There are arguably few things more quintessentially French than the humble baguette. After all, the country is said to produce some 16 million a day.
And yet, the baguette has been in decline in recent years, as traditional bakeries struggle against the rise of things like large supermarkets and the increasing popularity of sourdough.
But now there's something to celebrate, as Unesco adds the baguette to its "intangible cultural heritage" list.
The body announced it had added "artisanal know-how and culture of baguette bread" to its list of 600 other items, joining things like traditional tea making in China and a Korean mask dance known as "talchum" - both also included for the first time in 2022. Its inclusion celebrates the French way of life, Unesco chief Audrey Asoulay said, adding: "The baguette is a daily ritual, a structuring element of the meal, synonymous with sharing and conviviality.
"It is important that these skills and social habits continue to exist in the future." The exact provenance of the baguette is not known: some suggest the bread was ordered by Napoleon because it would be easier for soldiers to carry, while others suggest it came along later - an easy bread for workers to tear and share without the need of a knife in Paris. Others still credit an Austrian baker in the 1830s for its shape.

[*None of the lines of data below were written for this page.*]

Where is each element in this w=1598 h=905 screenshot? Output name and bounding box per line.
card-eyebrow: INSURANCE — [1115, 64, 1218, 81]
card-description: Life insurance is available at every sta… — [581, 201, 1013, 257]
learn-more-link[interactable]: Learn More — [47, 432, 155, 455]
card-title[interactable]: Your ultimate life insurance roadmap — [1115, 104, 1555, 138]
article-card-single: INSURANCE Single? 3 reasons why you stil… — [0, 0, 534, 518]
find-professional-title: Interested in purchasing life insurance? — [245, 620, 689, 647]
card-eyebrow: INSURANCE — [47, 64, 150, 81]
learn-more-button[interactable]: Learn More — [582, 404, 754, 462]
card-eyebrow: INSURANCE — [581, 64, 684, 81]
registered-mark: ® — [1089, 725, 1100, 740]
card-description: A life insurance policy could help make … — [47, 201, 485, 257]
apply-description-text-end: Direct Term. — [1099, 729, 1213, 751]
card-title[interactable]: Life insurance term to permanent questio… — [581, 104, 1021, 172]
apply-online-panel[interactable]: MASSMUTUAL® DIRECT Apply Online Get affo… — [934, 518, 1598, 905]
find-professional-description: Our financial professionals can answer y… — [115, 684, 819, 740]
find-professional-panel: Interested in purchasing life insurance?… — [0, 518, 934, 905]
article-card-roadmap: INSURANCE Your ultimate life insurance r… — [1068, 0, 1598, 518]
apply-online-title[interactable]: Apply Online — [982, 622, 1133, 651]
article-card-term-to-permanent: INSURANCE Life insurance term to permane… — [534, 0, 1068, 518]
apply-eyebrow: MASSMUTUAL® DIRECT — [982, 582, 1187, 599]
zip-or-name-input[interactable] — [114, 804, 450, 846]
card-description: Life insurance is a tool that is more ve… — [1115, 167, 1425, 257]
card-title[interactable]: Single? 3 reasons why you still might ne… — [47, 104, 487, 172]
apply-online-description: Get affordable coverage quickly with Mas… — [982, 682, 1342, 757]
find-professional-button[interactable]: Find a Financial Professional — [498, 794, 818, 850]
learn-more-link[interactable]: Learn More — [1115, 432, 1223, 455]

However, the baguette as we know it today was only officially named just over 100 years ago, in 1920. It was then that strict rules about what classed as a baguette were put in place - standardised at 80cm (30ins) and 250g (8oz). It even had a fixed price until 1986.
By the middle of the 20th Century, the baguette had won over the country. But since 1970, 400 artisanal bakeries have closed down each year, with the total number across France dropping from 55,000 to 35,000 today, according to news agency AFP. And yet it remains key to French identity, with President Emmanuel Macron saying the baguette was "envied around the world".

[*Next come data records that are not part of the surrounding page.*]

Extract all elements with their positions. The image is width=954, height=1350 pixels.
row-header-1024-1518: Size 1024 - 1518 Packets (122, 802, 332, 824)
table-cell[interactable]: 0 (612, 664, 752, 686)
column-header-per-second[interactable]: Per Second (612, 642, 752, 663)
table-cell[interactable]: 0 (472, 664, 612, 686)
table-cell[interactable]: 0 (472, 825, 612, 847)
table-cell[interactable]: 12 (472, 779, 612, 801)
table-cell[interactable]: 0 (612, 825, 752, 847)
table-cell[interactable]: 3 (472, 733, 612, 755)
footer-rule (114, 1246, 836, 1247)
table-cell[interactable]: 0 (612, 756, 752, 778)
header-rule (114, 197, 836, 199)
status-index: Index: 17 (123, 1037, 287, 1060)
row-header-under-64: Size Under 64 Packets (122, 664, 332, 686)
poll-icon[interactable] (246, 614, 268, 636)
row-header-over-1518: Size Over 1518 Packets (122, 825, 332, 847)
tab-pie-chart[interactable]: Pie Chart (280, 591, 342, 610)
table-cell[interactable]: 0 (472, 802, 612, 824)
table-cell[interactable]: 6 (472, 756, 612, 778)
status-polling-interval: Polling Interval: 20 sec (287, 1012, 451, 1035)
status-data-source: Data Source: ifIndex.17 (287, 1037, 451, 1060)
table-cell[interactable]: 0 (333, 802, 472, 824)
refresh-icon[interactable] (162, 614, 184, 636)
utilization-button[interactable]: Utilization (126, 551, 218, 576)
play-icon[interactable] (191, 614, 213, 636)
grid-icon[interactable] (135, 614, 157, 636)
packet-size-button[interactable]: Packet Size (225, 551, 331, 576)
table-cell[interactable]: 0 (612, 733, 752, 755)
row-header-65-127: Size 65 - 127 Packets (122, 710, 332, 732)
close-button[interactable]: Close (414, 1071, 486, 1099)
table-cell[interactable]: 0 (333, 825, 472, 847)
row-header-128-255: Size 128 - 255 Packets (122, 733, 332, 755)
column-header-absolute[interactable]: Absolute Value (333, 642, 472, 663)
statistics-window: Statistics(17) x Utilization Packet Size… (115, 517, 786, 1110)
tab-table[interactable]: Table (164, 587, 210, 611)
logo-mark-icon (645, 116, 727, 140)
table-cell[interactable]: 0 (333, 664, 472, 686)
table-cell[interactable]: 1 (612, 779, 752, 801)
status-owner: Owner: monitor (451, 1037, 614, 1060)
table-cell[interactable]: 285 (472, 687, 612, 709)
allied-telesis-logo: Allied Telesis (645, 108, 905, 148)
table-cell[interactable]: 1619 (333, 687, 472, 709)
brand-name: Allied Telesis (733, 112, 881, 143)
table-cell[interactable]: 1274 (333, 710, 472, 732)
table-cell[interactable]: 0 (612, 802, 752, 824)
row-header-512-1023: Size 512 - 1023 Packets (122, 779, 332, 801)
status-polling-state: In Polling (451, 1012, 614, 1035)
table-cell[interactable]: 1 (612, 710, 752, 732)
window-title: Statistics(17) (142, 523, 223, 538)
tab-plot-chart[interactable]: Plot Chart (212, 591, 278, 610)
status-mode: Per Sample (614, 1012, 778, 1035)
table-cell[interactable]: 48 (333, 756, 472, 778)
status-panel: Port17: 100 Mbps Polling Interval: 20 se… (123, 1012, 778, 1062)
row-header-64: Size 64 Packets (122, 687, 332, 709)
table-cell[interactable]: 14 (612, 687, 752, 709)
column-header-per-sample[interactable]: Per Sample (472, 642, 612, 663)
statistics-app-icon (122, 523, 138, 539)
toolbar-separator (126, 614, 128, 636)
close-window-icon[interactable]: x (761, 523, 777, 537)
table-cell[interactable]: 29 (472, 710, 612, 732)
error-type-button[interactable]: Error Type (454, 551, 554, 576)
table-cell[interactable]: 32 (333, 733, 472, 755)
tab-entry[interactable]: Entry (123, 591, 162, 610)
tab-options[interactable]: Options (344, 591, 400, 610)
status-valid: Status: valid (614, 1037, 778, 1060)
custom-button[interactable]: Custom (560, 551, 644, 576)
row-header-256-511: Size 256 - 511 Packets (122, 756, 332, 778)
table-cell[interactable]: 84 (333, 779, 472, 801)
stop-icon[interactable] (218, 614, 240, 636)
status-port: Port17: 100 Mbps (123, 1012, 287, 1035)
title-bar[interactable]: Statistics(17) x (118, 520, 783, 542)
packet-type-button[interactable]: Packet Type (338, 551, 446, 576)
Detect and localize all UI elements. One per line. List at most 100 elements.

Mr Macron - who has long fought to get the baguette added to the list - noted after the announcement that the baguette was 250 grams of magic and perfection in our daily lives. For the artisanal bakers who remain dedicated to the loaf, Wednesday's news also came as a welcome recognition of the craft they had perfected.
"The baguette is flour, water, salt, yeast - and the know-how of the craftsman," Dominique Anract, president of the baker's federation, said in a press release. Parisian baker Priscilla Hayertz acknowledged that it was a basic product, but one that affects all socio-cultural categories, whether rich, poor... it doesn't matter, “everyone eats baguettes".